Major wifi vulnerability could affect all devices

Discussion in 'Electronics Insanity' started by Boyd, Oct 16, 2017.

  1. Boyd

    Boyd Super Moderator
    Moderator

    Joined:
    Jul 31, 2004
    Messages:
    6,011
    Likes Received:
    797
    https://arstechnica.com/information...l-leaves-wi-fi-traffic-open-to-eavesdropping/

    Researchers have disclosed a serious weakness in the WPA2 protocol that allows attackers within range of vulnerable device or access point to intercept passwords, e-mails, and other data presumed to be encrypted, and in some cases, to inject ransomware or other malicious content into a website a client is visiting.
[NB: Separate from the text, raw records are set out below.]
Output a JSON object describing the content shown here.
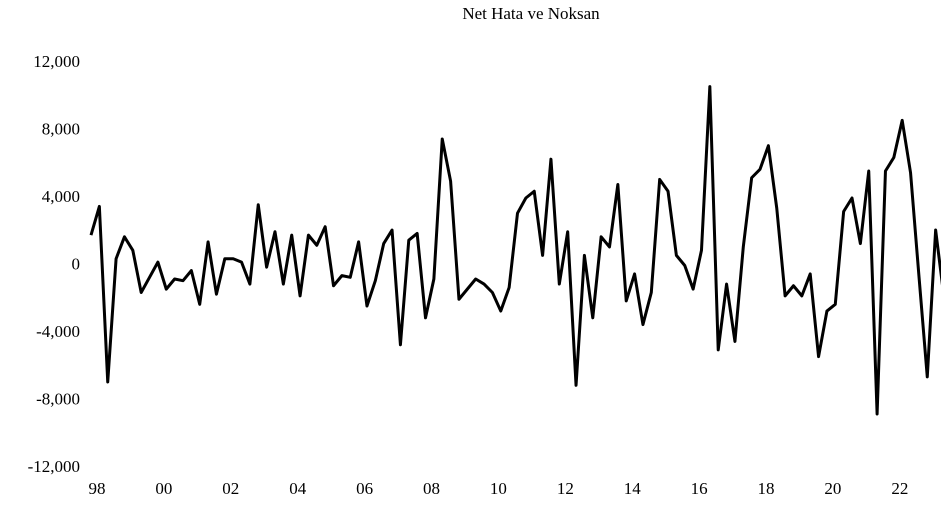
{
  "chart_data": {
    "type": "line",
    "title": "Net Hata ve Noksan",
    "x": [
      1998,
      1998.25,
      1998.5,
      1998.75,
      1999,
      1999.25,
      1999.5,
      1999.75,
      2000,
      2000.25,
      2000.5,
      2000.75,
      2001,
      2001.25,
      2001.5,
      2001.75,
      2002,
      2002.25,
      2002.5,
      2002.75,
      2003,
      2003.25,
      2003.5,
      2003.75,
      2004,
      2004.25,
      2004.5,
      2004.75,
      2005,
      2005.25,
      2005.5,
      2005.75,
      2006,
      2006.25,
      2006.5,
      2006.75,
      2007,
      2007.25,
      2007.5,
      2007.75,
      2008,
      2008.25,
      2008.5,
      2008.75,
      2009,
      2009.25,
      2009.5,
      2009.75,
      2010,
      2010.25,
      2010.5,
      2010.75,
      2011,
      2011.25,
      2011.5,
      2011.75,
      2012,
      2012.25,
      2012.5,
      2012.75,
      2013,
      2013.25,
      2013.5,
      2013.75,
      2014,
      2014.25,
      2014.5,
      2014.75,
      2015,
      2015.25,
      2015.5,
      2015.75,
      2016,
      2016.25,
      2016.5,
      2016.75,
      2017,
      2017.25,
      2017.5,
      2017.75,
      2018,
      2018.25,
      2018.5,
      2018.75,
      2019,
      2019.25,
      2019.5,
      2019.75,
      2020,
      2020.25,
      2020.5,
      2020.75,
      2021,
      2021.25,
      2021.5,
      2021.75,
      2022,
      2022.25,
      2022.5,
      2022.75,
      2023,
      2023.25,
      2023.5
    ],
    "series": [
      {
        "color": "#000000",
        "values": [
          1800,
          3500,
          -6900,
          400,
          1700,
          900,
          -1600,
          -700,
          200,
          -1400,
          -800,
          -900,
          -300,
          -2300,
          1400,
          -1700,
          400,
          400,
          200,
          -1100,
          3600,
          -100,
          2000,
          -1100,
          1800,
          -1800,
          1800,
          1200,
          2300,
          -1200,
          -600,
          -700,
          1400,
          -2400,
          -900,
          1300,
          2100,
          -4700,
          1500,
          1900,
          -3100,
          -800,
          7500,
          5000,
          -2000,
          -1400,
          -800,
          -1100,
          -1600,
          -2700,
          -1300,
          3100,
          4000,
          4400,
          600,
          6300,
          -1100,
          2000,
          -7100,
          600,
          -3100,
          1700,
          1100,
          4800,
          -2100,
          -500,
          -3500,
          -1600,
          5100,
          4400,
          600,
          0,
          -1400,
          900,
          10600,
          -5000,
          -1100,
          -4500,
          1100,
          5200,
          5700,
          7100,
          3400,
          -1800,
          -1200,
          -1800,
          -500,
          -5400,
          -2700,
          -2300,
          3200,
          4000,
          1300,
          5600,
          -8800,
          5600,
          6400,
          8600,
          5500,
          -600,
          -6600,
          2100,
          -1900
        ]
      }
    ],
    "xlim": [
      1998,
      2023.5
    ],
    "xticks": [
      {
        "value": 1998,
        "label": "98"
      },
      {
        "value": 2000,
        "label": "00"
      },
      {
        "value": 2002,
        "label": "02"
      },
      {
        "value": 2004,
        "label": "04"
      },
      {
        "value": 2006,
        "label": "06"
      },
      {
        "value": 2008,
        "label": "08"
      },
      {
        "value": 2010,
        "label": "10"
      },
      {
        "value": 2012,
        "label": "12"
      },
      {
        "value": 2014,
        "label": "14"
      },
      {
        "value": 2016,
        "label": "16"
      },
      {
        "value": 2018,
        "label": "18"
      },
      {
        "value": 2020,
        "label": "20"
      },
      {
        "value": 2022,
        "label": "22"
      }
    ],
    "ylim": [
      -12000,
      12000
    ],
    "yticks": [
      {
        "value": -12000,
        "label": "-12,000"
      },
      {
        "value": -8000,
        "label": "-8,000"
      },
      {
        "value": -4000,
        "label": "-4,000"
      },
      0,
      {
        "value": 4000,
        "label": "4,000"
      },
      {
        "value": 8000,
        "label": "8,000"
      },
      {
        "value": 12000,
        "label": "12,000"
      }
    ]
  }
}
    https://arstechnica.com/information...ck-attack-destroys-nearly-all-wi-fi-security/

    "...our attack is exceptionally devastating against Android 6.0: it forces the client into using a predictable all-zero encryption key." While Windows and iOS devices are immune to one flavor of the attack, they are susceptible to others. And all major operating systems are vulnerable to at least one form of the KRACK attack.

    https://www.macrumors.com/2017/10/16/wpa2-krack-attacks/

    Fortunately, the vulnerabilities can be patched, and in a backwards-compatible manner. In other words, a patched client like a smartphone can still communicate with an un-patched access point like a router. [ . . . ] It is now up to device and router manufacturers to release any necessary security or firmware updates.